I am using the following code

impute_na_with_neighbors <- function(x) {
  n <- length(x)
  for (i in 1:n) {
    if (is.na(x[i])) {
      if (i == 1 || i == n) {
        next  # Skip the first and last elements
      } else {
        if (!is.na(x[i-1]) && !is.na(x[i+1])) {
          x[i] <- mean(c(x[i-1], x[i+1]), na.rm = TRUE)
        }
      }
    }
  }
  return(x)
}
# Read the XTS file
# Specify the dataset and time series identifier
dataset <- "RUT"
ts_id <- "O66D"  # Adjust this to the desired time series identifier

# Base path for the XTS files
base_path <- "~----"

# Construct the file path for the XTS file
file_path <- paste0(base_path, dataset, "/", dataset, "_xts.rds")

# Read the XTS file
data_xts <- readRDS(file_path)

# Ensure 'rv5' does not contain zeros (if needed)
data_xts <- data_xts[data_xts$rv5 != 0, ]
data_xts$CS <- impute_na_with_neighbors(data_xts$CS)
data_xts$NTFS <- impute_na_with_neighbors(data_xts$NTFS)
data_xts$VIX <- impute_na_with_neighbors(data_xts$VIX)
# Convert 'rv5' to a time series object
tsx_var <- ts(coredata(log(data_xts$rv5^2)), frequency = 252)
tsx_var_vix <- ts(coredata(log(data_xts$VIX)), frequency = 252)
tsx_var_cs <- ts(coredata(log(data_xts$CS)), frequency = 252)
tsx_var_ntfs <- ts(coredata(data_xts$NTFS), frequency = 252)
# Convert the time series identifier to a time series object
tsy_var <- ts(coredata(log(data_xts[, ts_id]^2)), frequency = 252)

nealmon_model_RUT_O66d <- midas_r(tsy_var ~ mls(tsx_var, 1:22, 1, nealmon),
                                        start = list(tsx_var = c(1, -0.5)), weight_gradients = list())

nealmon_model_all_RUT_O66d <- midas_r(tsy_var ~ mls(tsx_var, 1:22, 1, nealmon) + mls(tsx_var_vix, 1:22, 1, nealmon) + mls(tsx_var_cs, 1:22, 1, nealmon) + mls(tsx_var_ntfs, 1:22, 1, nealmon),
                                            start = list(tsx_var = c(1, -0.5), tsx_var_vix = c(1, -0.5), tsx_var_cs = c(1, -0.5), tsx_var_ntfs = c(1, -0.5)), weight_gradients = list())

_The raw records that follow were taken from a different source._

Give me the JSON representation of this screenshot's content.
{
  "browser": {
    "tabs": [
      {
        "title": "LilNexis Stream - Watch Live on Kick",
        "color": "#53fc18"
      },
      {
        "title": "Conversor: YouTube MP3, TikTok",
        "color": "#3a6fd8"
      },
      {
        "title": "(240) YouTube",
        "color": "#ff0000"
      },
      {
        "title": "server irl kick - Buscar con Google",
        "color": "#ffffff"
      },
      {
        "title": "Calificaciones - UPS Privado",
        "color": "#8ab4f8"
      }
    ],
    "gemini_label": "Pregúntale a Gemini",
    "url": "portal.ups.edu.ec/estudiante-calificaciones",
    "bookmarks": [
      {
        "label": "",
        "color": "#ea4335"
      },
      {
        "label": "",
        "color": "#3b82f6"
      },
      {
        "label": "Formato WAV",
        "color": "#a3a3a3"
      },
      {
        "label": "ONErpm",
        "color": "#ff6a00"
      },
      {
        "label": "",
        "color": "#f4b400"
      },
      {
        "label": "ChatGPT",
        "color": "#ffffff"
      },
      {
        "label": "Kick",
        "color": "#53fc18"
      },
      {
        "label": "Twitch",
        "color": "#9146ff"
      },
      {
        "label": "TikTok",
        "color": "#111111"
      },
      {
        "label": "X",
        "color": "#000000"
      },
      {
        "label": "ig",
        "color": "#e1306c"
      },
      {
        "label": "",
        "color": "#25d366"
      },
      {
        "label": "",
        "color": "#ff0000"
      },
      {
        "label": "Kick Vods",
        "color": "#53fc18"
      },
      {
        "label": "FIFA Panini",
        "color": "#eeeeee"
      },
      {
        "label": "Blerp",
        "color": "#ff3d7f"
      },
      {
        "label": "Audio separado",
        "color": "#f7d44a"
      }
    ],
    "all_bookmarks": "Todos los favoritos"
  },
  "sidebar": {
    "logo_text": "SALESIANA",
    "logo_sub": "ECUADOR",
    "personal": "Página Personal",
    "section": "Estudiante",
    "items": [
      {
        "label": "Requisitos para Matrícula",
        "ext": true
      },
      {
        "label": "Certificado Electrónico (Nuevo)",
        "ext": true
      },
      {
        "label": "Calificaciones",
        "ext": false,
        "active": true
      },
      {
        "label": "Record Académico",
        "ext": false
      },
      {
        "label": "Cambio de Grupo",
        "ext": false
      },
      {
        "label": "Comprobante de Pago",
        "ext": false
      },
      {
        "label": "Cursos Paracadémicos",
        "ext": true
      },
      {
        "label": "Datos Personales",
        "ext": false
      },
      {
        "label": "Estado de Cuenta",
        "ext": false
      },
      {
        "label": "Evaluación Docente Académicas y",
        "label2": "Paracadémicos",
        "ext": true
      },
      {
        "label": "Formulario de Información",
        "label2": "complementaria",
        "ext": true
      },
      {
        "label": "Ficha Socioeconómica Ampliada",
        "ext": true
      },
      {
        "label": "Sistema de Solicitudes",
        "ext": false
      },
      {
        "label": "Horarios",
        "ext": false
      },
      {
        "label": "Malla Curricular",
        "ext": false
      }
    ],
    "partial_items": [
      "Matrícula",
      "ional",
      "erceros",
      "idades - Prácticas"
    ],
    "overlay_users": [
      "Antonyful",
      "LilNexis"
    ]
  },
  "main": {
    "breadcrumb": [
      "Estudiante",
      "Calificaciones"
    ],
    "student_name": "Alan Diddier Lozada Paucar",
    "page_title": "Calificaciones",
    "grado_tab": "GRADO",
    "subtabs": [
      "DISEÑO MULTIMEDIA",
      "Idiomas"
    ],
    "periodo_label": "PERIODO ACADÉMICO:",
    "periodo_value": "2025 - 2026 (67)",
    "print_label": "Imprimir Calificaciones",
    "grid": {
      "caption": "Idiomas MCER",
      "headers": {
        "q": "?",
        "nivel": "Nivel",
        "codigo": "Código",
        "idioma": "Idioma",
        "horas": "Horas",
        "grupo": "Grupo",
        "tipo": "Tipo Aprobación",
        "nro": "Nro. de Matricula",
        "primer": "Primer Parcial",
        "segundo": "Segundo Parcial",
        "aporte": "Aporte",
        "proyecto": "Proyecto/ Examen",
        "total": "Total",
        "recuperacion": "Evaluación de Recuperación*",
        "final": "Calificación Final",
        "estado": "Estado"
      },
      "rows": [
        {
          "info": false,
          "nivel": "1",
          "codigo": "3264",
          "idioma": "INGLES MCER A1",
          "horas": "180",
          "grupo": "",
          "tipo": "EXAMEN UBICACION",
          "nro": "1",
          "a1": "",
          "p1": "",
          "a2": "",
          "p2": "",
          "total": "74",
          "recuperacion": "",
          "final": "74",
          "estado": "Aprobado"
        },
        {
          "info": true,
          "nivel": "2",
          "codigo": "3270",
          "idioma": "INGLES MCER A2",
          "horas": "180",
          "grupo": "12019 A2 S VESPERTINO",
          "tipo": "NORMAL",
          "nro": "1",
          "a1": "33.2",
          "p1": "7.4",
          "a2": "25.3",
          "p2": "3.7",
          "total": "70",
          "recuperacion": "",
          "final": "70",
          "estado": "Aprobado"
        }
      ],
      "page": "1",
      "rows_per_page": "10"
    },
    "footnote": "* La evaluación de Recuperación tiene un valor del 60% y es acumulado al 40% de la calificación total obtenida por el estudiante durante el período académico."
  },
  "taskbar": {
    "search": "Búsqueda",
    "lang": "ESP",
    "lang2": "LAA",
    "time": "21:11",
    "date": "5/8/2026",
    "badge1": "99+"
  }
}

#where print(mean(nealmon_model_RUT_O66d$residuals^2)) = [1] 0.3498169 #and print(mean(nealmon_model_all_RUT_O66d$residuals^2))[1] 0.3417388

#but after creating a forecast we get the following
forecast_RUT_66d <- average_forecast(list(nealmon_model_RUT_O66d, nealmon_model_all_RUT_O66d),,
                                           data = list(tsx_var = tsx_var, tsy_var = tsy_var, tsx_var_vix = tsx_var_vix, tsx_var_cs = tsx_var_cs, tsx_var_ntfs = tsx_var_ntfs),
                                           insample = 1:end_sample, outsample = out_sample_start:length(tsx_var),
                                           type = "fixed", show_progress = FALSE)

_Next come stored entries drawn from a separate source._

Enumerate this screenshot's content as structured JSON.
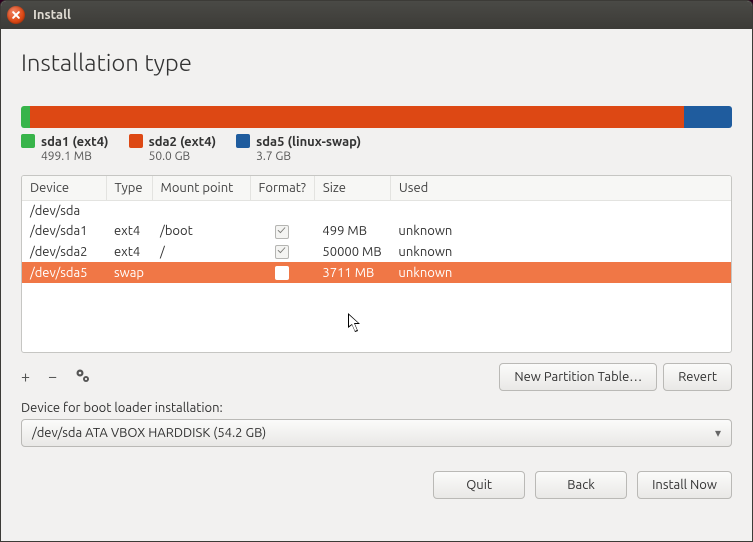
{
  "window": {
    "title": "Install"
  },
  "heading": "Installation type",
  "legend": [
    {
      "color": "green",
      "label": "sda1 (ext4)",
      "size": "499.1 MB"
    },
    {
      "color": "orange",
      "label": "sda2 (ext4)",
      "size": "50.0 GB"
    },
    {
      "color": "blue",
      "label": "sda5 (linux-swap)",
      "size": "3.7 GB"
    }
  ],
  "columns": {
    "device": "Device",
    "type": "Type",
    "mount": "Mount point",
    "format": "Format?",
    "size": "Size",
    "used": "Used"
  },
  "rows": [
    {
      "device": "/dev/sda",
      "type": "",
      "mount": "",
      "format": null,
      "size": "",
      "used": ""
    },
    {
      "device": "/dev/sda1",
      "type": "ext4",
      "mount": "/boot",
      "format": "checked",
      "size": "499 MB",
      "used": "unknown"
    },
    {
      "device": "/dev/sda2",
      "type": "ext4",
      "mount": "/",
      "format": "checked",
      "size": "50000 MB",
      "used": "unknown"
    },
    {
      "device": "/dev/sda5",
      "type": "swap",
      "mount": "",
      "format": "unchecked",
      "size": "3711 MB",
      "used": "unknown",
      "selected": true
    }
  ],
  "toolbar": {
    "new_table": "New Partition Table…",
    "revert": "Revert"
  },
  "bootloader": {
    "label": "Device for boot loader installation:",
    "value": "/dev/sda    ATA VBOX HARDDISK (54.2 GB)"
  },
  "footer": {
    "quit": "Quit",
    "back": "Back",
    "install": "Install Now"
  }
}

forecast_RUT_66d[["accuracy"]][["individual"]][["MSE.in.sample"]]
0.3401665 1.3465425

I am trying to resolve this issue since a few days already but I dont know where the problems can come from. Also, I am not able to apply Ofunction="nls" to my almon lag functions with external variables - whereas in functions with only one variable I can apply it which shrinked mse substantially in the forecast function. Help in this would be very much appreciated.